KATHRYN SATHER
October 6, 1902 - December 13, 2006

Kathryn Johanna Liljenstrom Sather, age 104, was born October 6, 1902 in Amery, Wis. Her family lived in a classic white-painted wood frame house across a gravel street from North Twin Lake. She and her two sisters would walk across the frozen lake in the winter to go to school. In the summer Kathryn spent much of her time boating and fishing on the lake.

She never lost her love of fishing. As a young mother later in New Richmond, she would wheel her oldest son in his baby carriage down to East First Street and fish off the backwater of the Willow River. One of the oft-told family stories was of a wonderful camping and fishing trip Kathryn, her husband Ervin, and Mildred (Ervin's sister) and Al Bitzer took in lthe 1930's on an island in Teal Lake near Hayward, Wis.

Following graduation from high school at Amery and a teacher's training course, she taught country school for one year. Then she worked in a hat shop in Amery.

On January 29, 1927 Kathryn married Ervin H. Sather of New Richmond. She remembered their wedding day as being bitterly cold. The couple had traveled to Minneapolis by train for the marriage, accompanied by their two attendants, her older sister Arvida, and a cousin William Liljenstrom.

Ervin was employed as a salesman for the New Richmond Roller Mills (later Doughboy Industries, Inc.). The young couple move to a house on South Washington Avenue in New Richmond where they lived until 1934, when they built a home at 145 North Starr on the East Side. Kathryn called that her home for nearly 70 years, living there alone after Ervin's death in 1986.

Three months after her 101st birthday, a fall resulting in a broken arm necessitated her move to the St Croix County Health Center where she completed her life. She and her family appreciated the skillful and loving care she received from the staff at the Health Center for her final three years.

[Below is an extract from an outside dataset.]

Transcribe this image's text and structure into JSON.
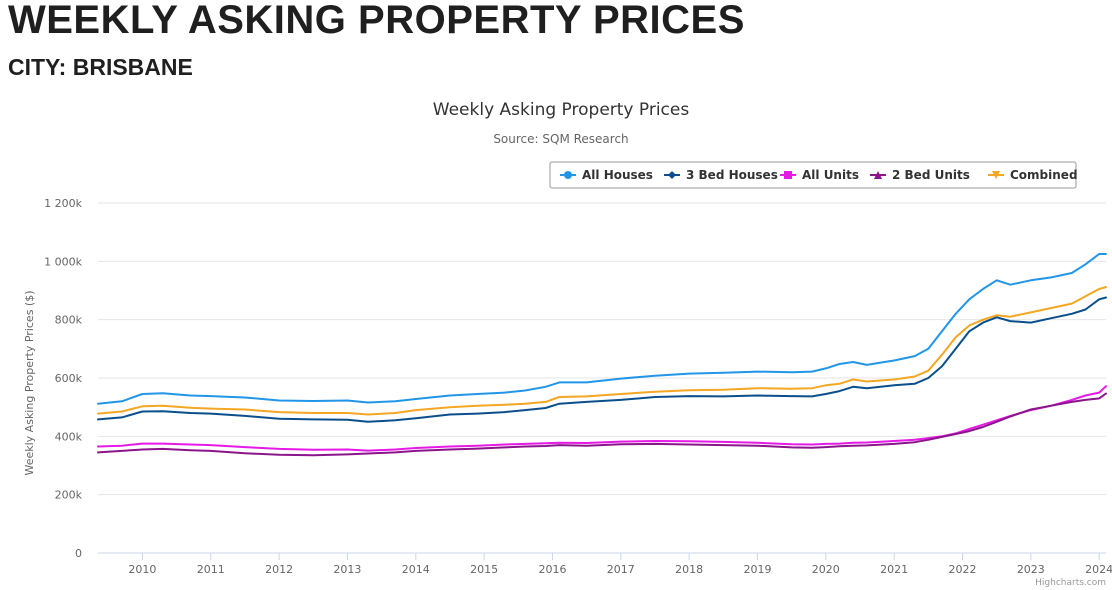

Kathryn was a woman of brilliance, interested in the news of the day and widely read. She was a formidable opponent in cards, playing with the couples' friends in earlier years, and in later years going on 100 years of age, she could still routinely trounce her sons and grandchildren at gin rummy and backgammon.

She developed a flower and shrub garden around her home, which was one of the most beautiful in New Richmond. She was able to maintain it with very little outside help until she was nearly 100 years old.

She was a skilled seamstress and an accomplished cook, particularly of Scandinavian delicacies. Her rosettes, krumkake and sandbakels were to die for, not to mention "mice" cookies and English toffee. By happenstance, the "Sharing Memories" column of last week published the recipe for another of her specialties, Graham Cracker Cream Pie. She did impeccable stitchery and created many beautiful pieces for her family.

She was a lifelong member of the Eastern Star and a past Worthy Matron. The organization always remembered her; among her recent effects was a 2006 Christmas greeting card from the local Star membership.

In the earlier years of her marriage she had been a friend of the Evangelical United Brethren Church and participated in the "Ladies' Aid" at that church.

She was preceded in death by her parents, Arvid Oka Magnus and Christine Joanna Christopherson Liljenstrom, sisters Arvida Foster and Elise Williams, and husband Ervin H. Sather.

Kathryn is survived by her two sons, Arvid (Margaret) of Madison, WI, and Irvin (Mary) of New Richmond; grandsons Craig (Chi) of Brookfield, WI, Douglas of Hudson, WI, Andrew of San Francisco, CA, and Luke of Madison; granddaughters Laura (Reuben) of Kenya, Africa, and Erika of Arlington, VA; and great grandchildren, Kyle and Emily, James and Marie, and Loiweti and Naiboku.

A memorial service is planned at a later date by her family.